De voorgeschiedenis van Hotel Faber gaat in feite vele eeuwen terug en wel naar het jaar 1726. Op 17 maart van dat jaar kocht een zekere ’Hugo ter Spill’ voor zegge en schrijve 1300 Carolusgulden van de koopman Peter Clasen de behuizing met heemstede en hof en 2 koeweiden aan de Hereweg, pal tegenover de Hoogezandsterbrug. De nieuwe eigenaar was afkomstig uit Den Haag en was in 1712 gehuwd met de Groningse boerendochter Jantje Boelema. Het pas aangekochte huis werd door het echtpaar betrokken en Ter Spill vestigde aldaar een herberg. Veel kapitaal was er echter niet, want de koopsom werd in 1727 geleend van de Groninger brouwer J. Vos. Zoland de koopsom niet was afbetaald moest Hugo ter Spill zijn bier betrekken van de befaamde Groninger ‘Kluin’.
DE FABERS AAN HET BEWIND
Vanaf 1901 was Hotel Faber een echte familiezaak geworden. De derde zoon, Hendrik Jan (Henk) Faber, van de in totaal 7 kinderen nam in 1929 de zaak over.
Hotel Faber omstreeks 1950
In 1959, even voor Pasen, nam zijn jongste zoon, Marten Cornelis Faber, het hotel over. Hij trouwde op 11 oktober 1969 met Wilhelmina (Wil) Rutgers uit Assen. De jongste telg van de 3 kinderen, Frank Cornelis Faber, kwam na het behalen van zijn diploma van de Middelbare Hotelschool in 1993 fulltime werken in het logement. Op 15 Juli 2005 overleed Marten Cornels Faber. En te kort daarop, op 24 mei 2007, ook Wil Faber. Frank Cornelis Faber is alweer de vierde generatie van de Faber-dynastie.

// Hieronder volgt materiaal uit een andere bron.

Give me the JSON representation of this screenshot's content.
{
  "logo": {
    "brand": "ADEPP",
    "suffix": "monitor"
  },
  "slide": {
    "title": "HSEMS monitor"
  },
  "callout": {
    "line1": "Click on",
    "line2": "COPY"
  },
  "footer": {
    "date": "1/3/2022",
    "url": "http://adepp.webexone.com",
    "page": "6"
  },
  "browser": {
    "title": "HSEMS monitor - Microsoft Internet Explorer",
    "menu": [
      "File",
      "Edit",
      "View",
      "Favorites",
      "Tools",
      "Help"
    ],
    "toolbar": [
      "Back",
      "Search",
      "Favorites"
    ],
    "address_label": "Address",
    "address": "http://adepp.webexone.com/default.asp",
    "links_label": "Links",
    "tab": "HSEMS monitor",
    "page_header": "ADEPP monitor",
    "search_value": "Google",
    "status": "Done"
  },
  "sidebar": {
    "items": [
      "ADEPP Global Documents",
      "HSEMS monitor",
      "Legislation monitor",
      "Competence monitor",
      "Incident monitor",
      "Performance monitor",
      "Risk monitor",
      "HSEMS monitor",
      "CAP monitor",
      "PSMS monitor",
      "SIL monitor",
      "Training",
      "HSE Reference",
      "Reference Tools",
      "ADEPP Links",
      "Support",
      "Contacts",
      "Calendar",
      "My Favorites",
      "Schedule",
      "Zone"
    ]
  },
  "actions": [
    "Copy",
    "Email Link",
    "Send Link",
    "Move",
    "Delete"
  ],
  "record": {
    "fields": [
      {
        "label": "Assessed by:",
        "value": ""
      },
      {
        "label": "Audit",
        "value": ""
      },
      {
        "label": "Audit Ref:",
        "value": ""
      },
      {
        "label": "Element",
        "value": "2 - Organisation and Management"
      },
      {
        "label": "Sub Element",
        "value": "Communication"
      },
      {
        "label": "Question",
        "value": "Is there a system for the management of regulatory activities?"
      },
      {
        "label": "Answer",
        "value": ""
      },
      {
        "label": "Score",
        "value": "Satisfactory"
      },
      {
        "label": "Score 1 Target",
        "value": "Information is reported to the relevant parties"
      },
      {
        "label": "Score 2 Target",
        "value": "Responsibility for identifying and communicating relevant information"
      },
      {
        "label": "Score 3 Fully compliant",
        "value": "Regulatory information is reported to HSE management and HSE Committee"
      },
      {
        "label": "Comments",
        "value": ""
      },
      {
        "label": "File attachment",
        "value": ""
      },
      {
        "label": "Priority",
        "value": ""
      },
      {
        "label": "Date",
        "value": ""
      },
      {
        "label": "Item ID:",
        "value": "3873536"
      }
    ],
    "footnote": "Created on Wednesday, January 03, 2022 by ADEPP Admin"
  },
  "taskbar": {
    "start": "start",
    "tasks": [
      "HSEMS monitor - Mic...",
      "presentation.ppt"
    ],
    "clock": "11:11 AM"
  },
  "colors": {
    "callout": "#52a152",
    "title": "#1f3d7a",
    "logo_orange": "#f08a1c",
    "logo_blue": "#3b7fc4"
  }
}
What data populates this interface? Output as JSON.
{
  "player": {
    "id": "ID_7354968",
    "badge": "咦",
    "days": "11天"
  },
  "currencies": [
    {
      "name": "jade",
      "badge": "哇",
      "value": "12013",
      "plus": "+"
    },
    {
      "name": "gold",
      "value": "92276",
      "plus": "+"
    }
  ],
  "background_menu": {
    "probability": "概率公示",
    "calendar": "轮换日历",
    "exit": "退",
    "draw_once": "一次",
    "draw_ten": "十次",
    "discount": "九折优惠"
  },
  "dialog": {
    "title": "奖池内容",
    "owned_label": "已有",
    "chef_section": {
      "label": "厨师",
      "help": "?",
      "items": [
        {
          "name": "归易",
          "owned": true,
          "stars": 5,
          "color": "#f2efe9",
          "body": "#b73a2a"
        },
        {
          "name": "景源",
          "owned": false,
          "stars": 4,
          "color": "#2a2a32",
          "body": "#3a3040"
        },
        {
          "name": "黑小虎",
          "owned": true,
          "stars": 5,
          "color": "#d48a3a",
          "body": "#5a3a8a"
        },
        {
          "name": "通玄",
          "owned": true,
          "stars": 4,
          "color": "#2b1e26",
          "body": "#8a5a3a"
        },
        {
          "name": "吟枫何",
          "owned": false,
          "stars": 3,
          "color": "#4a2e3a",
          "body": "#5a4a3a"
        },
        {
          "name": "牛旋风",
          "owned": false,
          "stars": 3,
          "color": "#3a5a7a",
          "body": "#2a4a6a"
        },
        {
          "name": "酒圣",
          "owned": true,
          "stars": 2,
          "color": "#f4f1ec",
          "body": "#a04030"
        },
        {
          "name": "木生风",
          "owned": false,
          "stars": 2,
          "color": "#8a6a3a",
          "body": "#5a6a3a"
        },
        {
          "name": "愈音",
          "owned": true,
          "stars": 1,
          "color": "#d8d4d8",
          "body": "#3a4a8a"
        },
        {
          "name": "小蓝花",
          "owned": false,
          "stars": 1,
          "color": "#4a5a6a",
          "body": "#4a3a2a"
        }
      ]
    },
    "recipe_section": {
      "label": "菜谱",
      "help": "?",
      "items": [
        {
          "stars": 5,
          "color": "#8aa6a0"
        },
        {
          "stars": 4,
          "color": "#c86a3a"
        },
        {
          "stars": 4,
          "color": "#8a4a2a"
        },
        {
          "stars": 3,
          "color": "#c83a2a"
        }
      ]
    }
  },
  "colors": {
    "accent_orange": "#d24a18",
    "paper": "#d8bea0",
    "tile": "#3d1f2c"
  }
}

In meer dan een eeuw tijd is er evenwel veel veranderd en ondanks de huidige moeilijke periode worden alle zeilen bijgezet om aan de hoogste eisen te voldoen. De uitstekende accommodaties en moderne vergaderfaciliteiten vinden waardering tot ver over de landsgrenzen.
Velen kijken wellicht met enige weemoed terug op het roemruchte verleden van Hotel Faber, maar tijden veranderen. Onveranderd is echter de gastvrijheid welke hoog in het vaandel staat in Hotel Faber in het oude stadshart van Hoogezand, al meer dan 111 jaar.